Pues parece como si la puesta al día de nuestros políticos se redujera a eso; a zambullirse en el proceloso mundo de la imagen buscando confirmación exprés, tan rápida como irreflexiva, a la consigna que su público espera. Sin sorpresas; en los últimos tiempos las campañas de propaganda cargan sus mensajes sobre lo que el receptor ya tiene comprado. Aquí, en Paris y Washington; en esto no hay grandes diferencias. Y de esa carencia de nuevas ideas, otros horizontes sobre los que debatir, la consecuencia es siempre la misma: el empobrecimiento, o embrutecimiento, de la sociedad.

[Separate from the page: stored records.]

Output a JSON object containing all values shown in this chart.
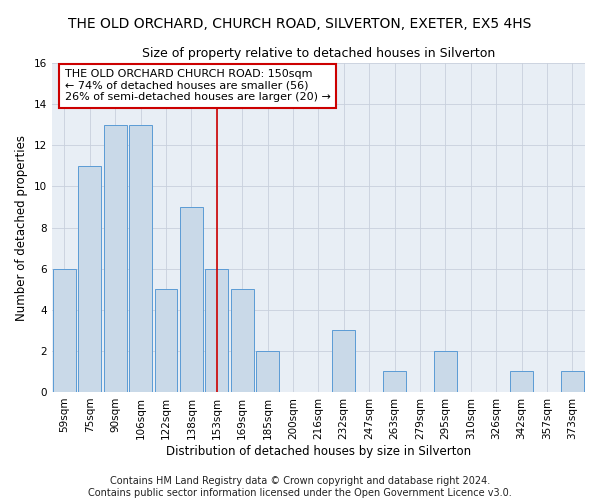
{
  "title": "THE OLD ORCHARD, CHURCH ROAD, SILVERTON, EXETER, EX5 4HS",
  "subtitle": "Size of property relative to detached houses in Silverton",
  "xlabel": "Distribution of detached houses by size in Silverton",
  "ylabel": "Number of detached properties",
  "categories": [
    "59sqm",
    "75sqm",
    "90sqm",
    "106sqm",
    "122sqm",
    "138sqm",
    "153sqm",
    "169sqm",
    "185sqm",
    "200sqm",
    "216sqm",
    "232sqm",
    "247sqm",
    "263sqm",
    "279sqm",
    "295sqm",
    "310sqm",
    "326sqm",
    "342sqm",
    "357sqm",
    "373sqm"
  ],
  "values": [
    6,
    11,
    13,
    13,
    5,
    9,
    6,
    5,
    2,
    0,
    0,
    3,
    0,
    1,
    0,
    2,
    0,
    0,
    1,
    0,
    1
  ],
  "bar_color": "#c9d9e8",
  "bar_edge_color": "#5b9bd5",
  "highlight_index": 6,
  "highlight_line_color": "#cc0000",
  "annotation_line1": "THE OLD ORCHARD CHURCH ROAD: 150sqm",
  "annotation_line2": "← 74% of detached houses are smaller (56)",
  "annotation_line3": "26% of semi-detached houses are larger (20) →",
  "annotation_box_color": "#ffffff",
  "annotation_box_edge_color": "#cc0000",
  "ylim": [
    0,
    16
  ],
  "yticks": [
    0,
    2,
    4,
    6,
    8,
    10,
    12,
    14,
    16
  ],
  "footer": "Contains HM Land Registry data © Crown copyright and database right 2024.\nContains public sector information licensed under the Open Government Licence v3.0.",
  "background_color": "#ffffff",
  "plot_bg_color": "#e8eef5",
  "grid_color": "#c8d0dc",
  "title_fontsize": 10,
  "subtitle_fontsize": 9,
  "axis_label_fontsize": 8.5,
  "tick_fontsize": 7.5,
  "annotation_fontsize": 8,
  "footer_fontsize": 7
}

No se salvan de ello ni los propios líderes cuando usan de la palabra como medio de expresión, guardando sus reglas sintácticas… pero poco más. Seguramente los españoles no merezcan ese cruce de cimitarras en que los partidos, todos aunque más algunos, han convertido la política. No hay ocasión perdida para echar sobre el otro las culpas como si fueran pecados mortales; quizá sea cosa de la raigambre tridentina de nuestra cultura. Pero ello hace irrespirable un ambiente ya de por sí arruinado por la depresión económica.
Y si encima los medios abundan en el arrastre, para qué contar. Lo que en los audiovisuales pasa en el instante en que se oye, en los escritos quedan grabados los ánimos editoriales del medio o periodista, lo que visto desde fuera produce vergüenza ajena, cuanto menos. Un luminoso ejemplo es la forma de preguntar que ayer podía leerse en una entrevista construida a base de preguntas breves salvo en el caso que no me resisto a transcribir a continuación:
P. Si usted hubiera sido presidente del Gobierno y el Rey le hubiera contado que iba a salir a cazar elefantes a Botsuana, en plena tormenta financiera, en pleno acoso de los mercados, en una situación de recortes de gasto público muy dolorosos, ¿lo podría haber evitado?
La pregunta es buena muestra de la técnica de la propaganda política antes apuntada: no hay otra respuesta distinta de la plena adhesión.
Con tales pertrechos no vamos a ninguna parte digna de ser visitada.